Data indices in Cafe Variome V4 are not just optimisation tools for querying; they are also a crucial part of the data model. Because the data model is dynamic and can be defined by the users, the data index serves as a way to specify how to display the data in the discovery interface, and letting other nodes know what data is available for sharing and how it can be queried.

A data index is a piece of instruction that tells the system how a field is intended to be queried and displayed. It includes information about the model this field belongs to, the path to the field within the model, and the type of the data. Note that the index type is not the raw data type -- a field may be of type integer, but the index may be enumerated if the field is intended to be queried as a categorical variable with a limited set of values.

Data Index Creation Form

The available index types include:

  • Boolean: A field that can only have two values, true or false.
  • Enumerated: A field that can have a limited set of values. During indexing, the system will automatically extract the unique values from the data into a set. This set will be used to display the available options for querying this field in the discovery interface.
  • Numeric: A field that contains numeric values.

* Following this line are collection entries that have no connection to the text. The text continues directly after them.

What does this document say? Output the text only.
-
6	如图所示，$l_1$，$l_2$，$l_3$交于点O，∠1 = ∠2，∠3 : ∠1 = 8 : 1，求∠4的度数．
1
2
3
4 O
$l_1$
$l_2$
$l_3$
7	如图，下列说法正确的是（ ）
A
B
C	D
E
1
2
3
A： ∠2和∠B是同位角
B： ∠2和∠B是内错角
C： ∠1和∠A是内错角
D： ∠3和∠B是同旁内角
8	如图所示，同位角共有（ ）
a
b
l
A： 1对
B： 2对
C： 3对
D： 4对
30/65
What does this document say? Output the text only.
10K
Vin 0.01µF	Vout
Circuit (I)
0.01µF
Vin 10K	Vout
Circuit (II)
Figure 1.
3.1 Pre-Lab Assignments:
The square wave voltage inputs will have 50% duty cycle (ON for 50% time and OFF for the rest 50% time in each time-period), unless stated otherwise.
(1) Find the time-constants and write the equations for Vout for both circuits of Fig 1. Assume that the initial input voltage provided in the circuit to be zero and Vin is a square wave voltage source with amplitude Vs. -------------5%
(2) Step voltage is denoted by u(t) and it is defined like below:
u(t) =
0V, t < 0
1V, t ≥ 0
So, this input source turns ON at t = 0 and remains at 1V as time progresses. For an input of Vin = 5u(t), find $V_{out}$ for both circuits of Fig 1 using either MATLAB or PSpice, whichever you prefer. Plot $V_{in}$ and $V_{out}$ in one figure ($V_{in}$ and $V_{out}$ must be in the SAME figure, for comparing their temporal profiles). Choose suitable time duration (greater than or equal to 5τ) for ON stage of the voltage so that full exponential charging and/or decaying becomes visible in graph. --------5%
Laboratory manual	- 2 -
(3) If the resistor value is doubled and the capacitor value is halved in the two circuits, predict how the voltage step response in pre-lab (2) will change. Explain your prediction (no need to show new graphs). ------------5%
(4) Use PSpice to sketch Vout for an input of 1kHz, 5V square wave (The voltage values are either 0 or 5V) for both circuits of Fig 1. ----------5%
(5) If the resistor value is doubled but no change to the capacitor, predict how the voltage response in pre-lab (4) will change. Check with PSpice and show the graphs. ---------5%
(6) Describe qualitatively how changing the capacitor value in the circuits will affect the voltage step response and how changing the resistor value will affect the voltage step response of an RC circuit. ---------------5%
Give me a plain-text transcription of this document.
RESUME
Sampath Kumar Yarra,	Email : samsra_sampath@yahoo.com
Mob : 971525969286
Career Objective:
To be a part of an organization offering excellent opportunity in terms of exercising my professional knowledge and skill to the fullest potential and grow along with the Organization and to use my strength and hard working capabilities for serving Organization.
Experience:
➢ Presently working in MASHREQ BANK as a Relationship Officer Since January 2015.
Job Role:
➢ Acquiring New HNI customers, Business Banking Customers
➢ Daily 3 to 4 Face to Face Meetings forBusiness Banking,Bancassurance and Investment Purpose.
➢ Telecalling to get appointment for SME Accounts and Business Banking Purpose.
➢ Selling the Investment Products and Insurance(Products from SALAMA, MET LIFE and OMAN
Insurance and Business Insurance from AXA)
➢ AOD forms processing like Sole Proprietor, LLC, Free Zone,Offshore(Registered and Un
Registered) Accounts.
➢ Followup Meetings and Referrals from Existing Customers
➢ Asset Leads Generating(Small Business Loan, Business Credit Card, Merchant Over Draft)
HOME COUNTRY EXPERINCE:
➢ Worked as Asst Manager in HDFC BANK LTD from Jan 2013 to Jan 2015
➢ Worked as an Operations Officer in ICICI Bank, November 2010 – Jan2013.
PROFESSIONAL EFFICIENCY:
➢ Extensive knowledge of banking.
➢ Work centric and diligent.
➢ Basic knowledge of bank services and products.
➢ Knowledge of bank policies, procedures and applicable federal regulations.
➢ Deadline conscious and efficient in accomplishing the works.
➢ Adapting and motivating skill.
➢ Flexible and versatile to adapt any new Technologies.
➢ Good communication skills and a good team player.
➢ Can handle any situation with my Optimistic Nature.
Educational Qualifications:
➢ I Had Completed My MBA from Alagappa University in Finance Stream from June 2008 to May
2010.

The system will automatically calculate the minimum and maximum values from the data, which can be used to display a range slider for querying this field in the discovery interface.
  • Free Text: A field that contains free text. Free text fields are not just text: if the field is meant to be searched with keywords, partial string match or exact matches, there is no need to create a free text index. This type of index tells the system that the field is meant to be searched with full text search, and the system will create a full text index for this field in the database, either using ElasticSearch or a vector database. This enables semantic search and fuzzy matches for this field in the discovery interface. However, this is noticably slower during query time, because the query string must be processed first. It will also use much more resources during indexing. For simple fields like names, keywords, or categorical variables, it is recommended to use normal text search. Only use free text index for long text fields that are descriptive in nature.